Sein Ansehen unterscheidet sich signifikant von dem seines Vaters, des Staatsgründers und „ewigen Präsidenten“ Kim Il-sung (1912-1994). Das erklärt auch, weshalb der offizielle Personenkult sich wesentlich stärker auf den Vater als auf den Sohn konzentriert; noch in der vorvergangenen Woche war im Stadtbild Pjöngjangs kaum ein Bild Kim Jong-ils zu sehen, während öffentliche Gebäude von überlebensgroßen Darstellungen seines Vaters geziert sind. Die Bevölkerung war durch das annähernd einjährige Ausbleiben öffentlicher Auftritte des Staatschefs nach seinem mutmaßlichen Schlaganfall 2008 an die Aussicht eines vorzeitigen Ablebens gewöhnt, so dass sein Tod im Grunde nicht völlig überraschend gewesen sein kann. Hinzu kommt, dass der designierte Nachfolger Kim Jong-un, der zweite Sohn aus der dritten Ehe seines Vaters, erst 2009 den Nordkoreanern offiziell mit Bild präsentiert wurde. Der dickliche junge Mann muss jedoch auf jeden Durchschnittsbewohner des Nordens so wirken, als ob er im Gegensatz zur Bevölkerung immer gut und ausreichend zu essen hat und nie leiden musste. Dieses Faktorenbündel dürfte das Ausmaß der wahren Anteilnahme reduzieren.
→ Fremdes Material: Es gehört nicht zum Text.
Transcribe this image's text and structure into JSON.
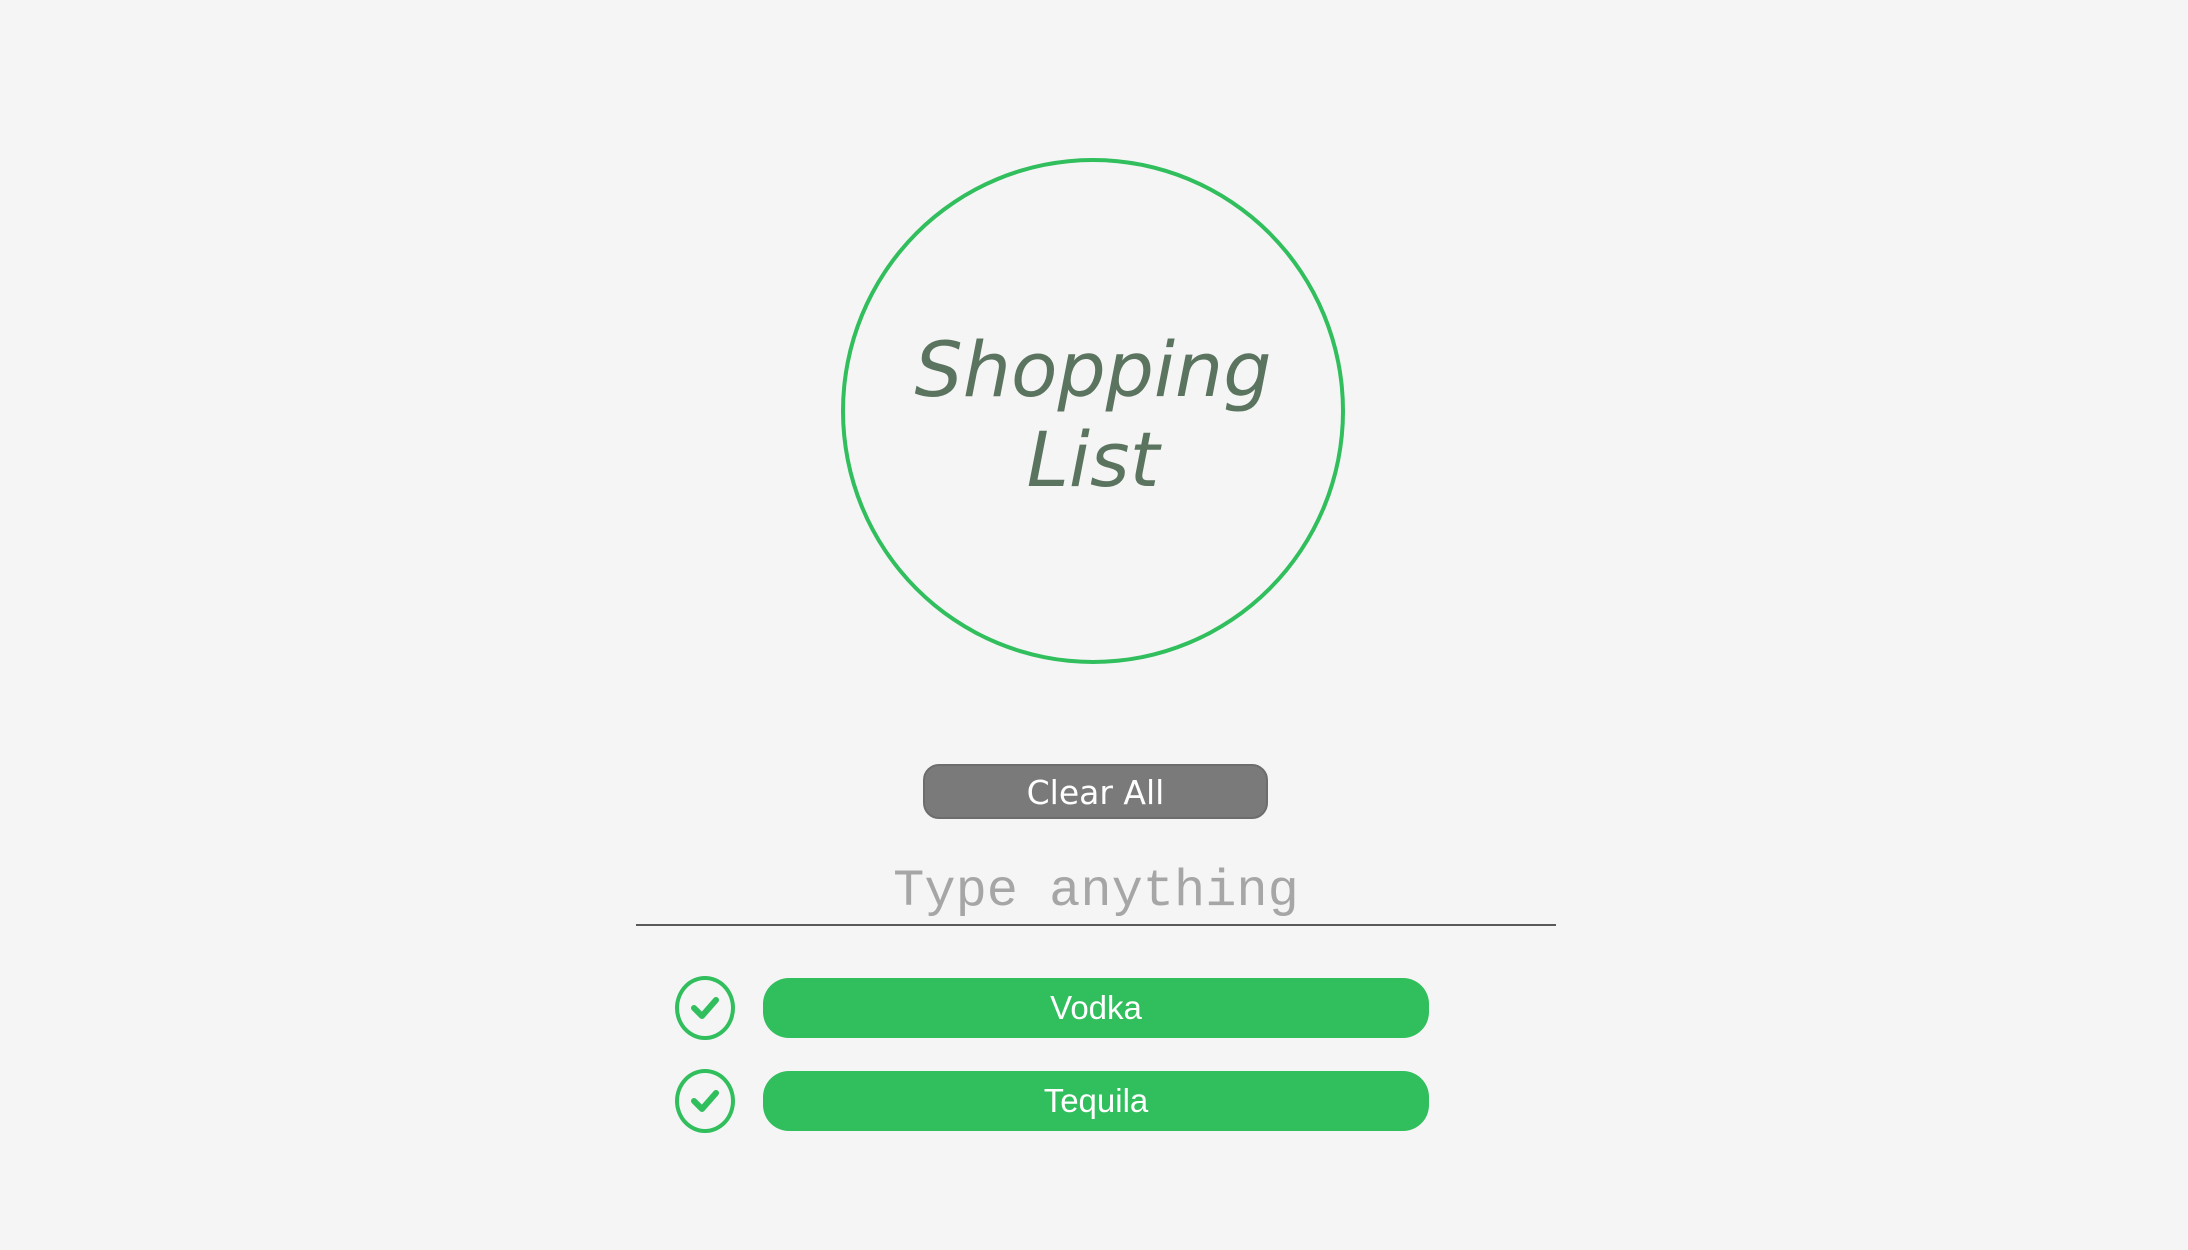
{
  "title": "Shopping List",
  "clear_button": {
    "label": "Clear All"
  },
  "input": {
    "value": "",
    "placeholder": "Type anything"
  },
  "items": [
    {
      "label": "Vodka",
      "checked": true
    },
    {
      "label": "Tequila",
      "checked": true
    }
  ],
  "colors": {
    "accent": "#31be5d",
    "title_text": "#5b745f",
    "button_gray": "#7a7a7a",
    "background": "#f5f5f5"
  }
}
Nachfragen zu den Umständen von Kim Jong-ils Tod

Japanische Beobachter weisen auf gewisse Ähnlichkeiten der Umstände beim Tod Kim Jong-ils und seines Vaters hin. Wie Kim Il-sung starb auch Kim Jong-il an einem Samstag – im Westen wäre dies nichts Bemerkenswertes, aber hierzulande reicht dies als Ausgangspunkt für weitere Vergleiche. Vater und Sohn Kim erlagen nach offiziellen Angaben jeweils einem Herzinfarkt; das kann, muss aber nicht zwingend auf vorhandene körperliche Beeinträchtigungen zurückzuführen sein. Beide starben genau dann, als Nordkorea, nach einer Periode fortgesetzter Spannungen vornehmlich mit den USA und Südkorea, von sich aus in eine Phase der vorsichtigen Öffnung gegenüber dem Westen habe eintreten wollen, wie behauptet wird. Tatsächlich sagt der Blick auf die 2012 anstehenden Parlaments- und Präsidentschaftswahlen, dass zumindest in Südkorea die Chance für einen Mehrheitswechsel im Parlament vorhanden ist, ebenso die Aussicht, dass Ende nächsten Jahres wieder ein Vertreter einer versöhnlicheren innerkoreanischen Politik ins Blaue Haus kommt. Das gleiche lässt sich für die USA, den wichtigsten Verbündeten Seouls, zwar nicht uneingeschränkt behaupten, aber Washington könnte sich einer neuerlichen Annäherungspolitik Südkoreas nur mit sehr guten Gründen verweigern.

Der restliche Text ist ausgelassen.